Mortgage Rates Inch Higher After Existing Home Sales Data
After ending last week on a three day losing streak, loan pricing made a total turnaround in the first three days of this week, mostly thanks to the outcome of the FOMC meeting on Tuesday. This led mortgage rates almost all the way back to record lows on Wednesday morning. However, soon after, MBS prices began to tick lower (from the top of the price range) which forced a few lenders to reprice for the worse. This put pressure on mortgage rates.
The data calendar picked up today with several economic releases, starting with weekly Jobless Claims. Released by the Department of Labor, this report provides three timely metrics on the health of the labor market:
Initial Jobless Claims: totals the number of Americans who filed for first time unemployment benefits in the previous week
Continued Claims: totals the number of Americans who continue to file for benefits due to an inability to find a new job
Extended and Emergency Benefits: totals the number of Americans who have exhausted their traditional benefits and are now receiving extended and emergency benefits.

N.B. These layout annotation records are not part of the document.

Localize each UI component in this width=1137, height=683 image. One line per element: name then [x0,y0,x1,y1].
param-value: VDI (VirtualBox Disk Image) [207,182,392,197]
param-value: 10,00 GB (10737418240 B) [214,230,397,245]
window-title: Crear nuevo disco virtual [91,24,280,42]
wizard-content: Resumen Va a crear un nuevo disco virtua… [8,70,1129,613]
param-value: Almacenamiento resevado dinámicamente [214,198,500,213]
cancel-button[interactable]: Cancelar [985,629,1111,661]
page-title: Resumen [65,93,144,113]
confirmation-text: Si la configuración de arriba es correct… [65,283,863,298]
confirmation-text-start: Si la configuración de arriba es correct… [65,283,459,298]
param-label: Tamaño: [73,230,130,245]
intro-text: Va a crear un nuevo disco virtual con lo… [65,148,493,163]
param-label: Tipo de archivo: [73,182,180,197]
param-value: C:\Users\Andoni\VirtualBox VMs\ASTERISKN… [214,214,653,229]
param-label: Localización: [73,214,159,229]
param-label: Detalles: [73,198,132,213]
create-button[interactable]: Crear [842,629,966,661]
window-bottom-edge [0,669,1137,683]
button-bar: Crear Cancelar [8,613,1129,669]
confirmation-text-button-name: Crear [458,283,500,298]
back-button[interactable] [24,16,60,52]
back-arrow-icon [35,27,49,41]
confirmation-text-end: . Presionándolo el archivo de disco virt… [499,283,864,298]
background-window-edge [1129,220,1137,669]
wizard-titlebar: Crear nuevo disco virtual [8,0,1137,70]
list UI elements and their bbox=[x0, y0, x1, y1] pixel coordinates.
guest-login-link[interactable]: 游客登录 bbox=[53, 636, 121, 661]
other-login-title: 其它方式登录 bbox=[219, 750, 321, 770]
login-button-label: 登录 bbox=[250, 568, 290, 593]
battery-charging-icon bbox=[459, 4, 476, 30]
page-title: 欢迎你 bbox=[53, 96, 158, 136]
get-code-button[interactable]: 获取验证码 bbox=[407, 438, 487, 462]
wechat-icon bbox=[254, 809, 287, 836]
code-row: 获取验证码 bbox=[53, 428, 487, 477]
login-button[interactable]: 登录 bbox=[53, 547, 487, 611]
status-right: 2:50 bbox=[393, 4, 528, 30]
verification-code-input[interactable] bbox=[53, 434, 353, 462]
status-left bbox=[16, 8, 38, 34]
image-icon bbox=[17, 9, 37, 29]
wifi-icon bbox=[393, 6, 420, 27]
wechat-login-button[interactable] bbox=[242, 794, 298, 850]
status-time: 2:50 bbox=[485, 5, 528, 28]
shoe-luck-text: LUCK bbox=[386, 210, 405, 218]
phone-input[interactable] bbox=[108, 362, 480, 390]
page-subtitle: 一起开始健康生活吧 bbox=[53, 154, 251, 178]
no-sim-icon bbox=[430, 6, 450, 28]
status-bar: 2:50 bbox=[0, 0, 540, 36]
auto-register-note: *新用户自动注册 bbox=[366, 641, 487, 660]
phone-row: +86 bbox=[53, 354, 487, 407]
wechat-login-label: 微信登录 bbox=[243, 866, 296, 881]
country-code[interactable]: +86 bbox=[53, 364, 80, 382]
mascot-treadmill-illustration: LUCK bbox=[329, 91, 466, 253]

Since our economy is driven by consumer spending, market participants track employment data to get a gauge on economic momentum. Higher jobless claims imply less consumers have jobs and therefore less money to spend. This is a negative for the overall economy but generally helpful in keeping consumer borrowing costs from rising. Since peaking in mid-August at 504,000 claims, initial claims for unemployment benefits have either held steady or improved in the past 5 weeks.
Here are the results:
Initial Jobless Claims: +12,000 to 465,000 vs. estimates for a read of 450,000. WORSE THAN EXPECTED. Prior week’s data was revised worse to show 3,000 more claims.
Continued Claims: -48,000 to 4.489 million vs. estimates of 4.460million.
Extended and Emergency Benefits: +208,000 to 5.17million.
This worse than forecast data was a positive for mortgage rates. Bonds rallied on the news and mortgage rates looked like they were set to correct.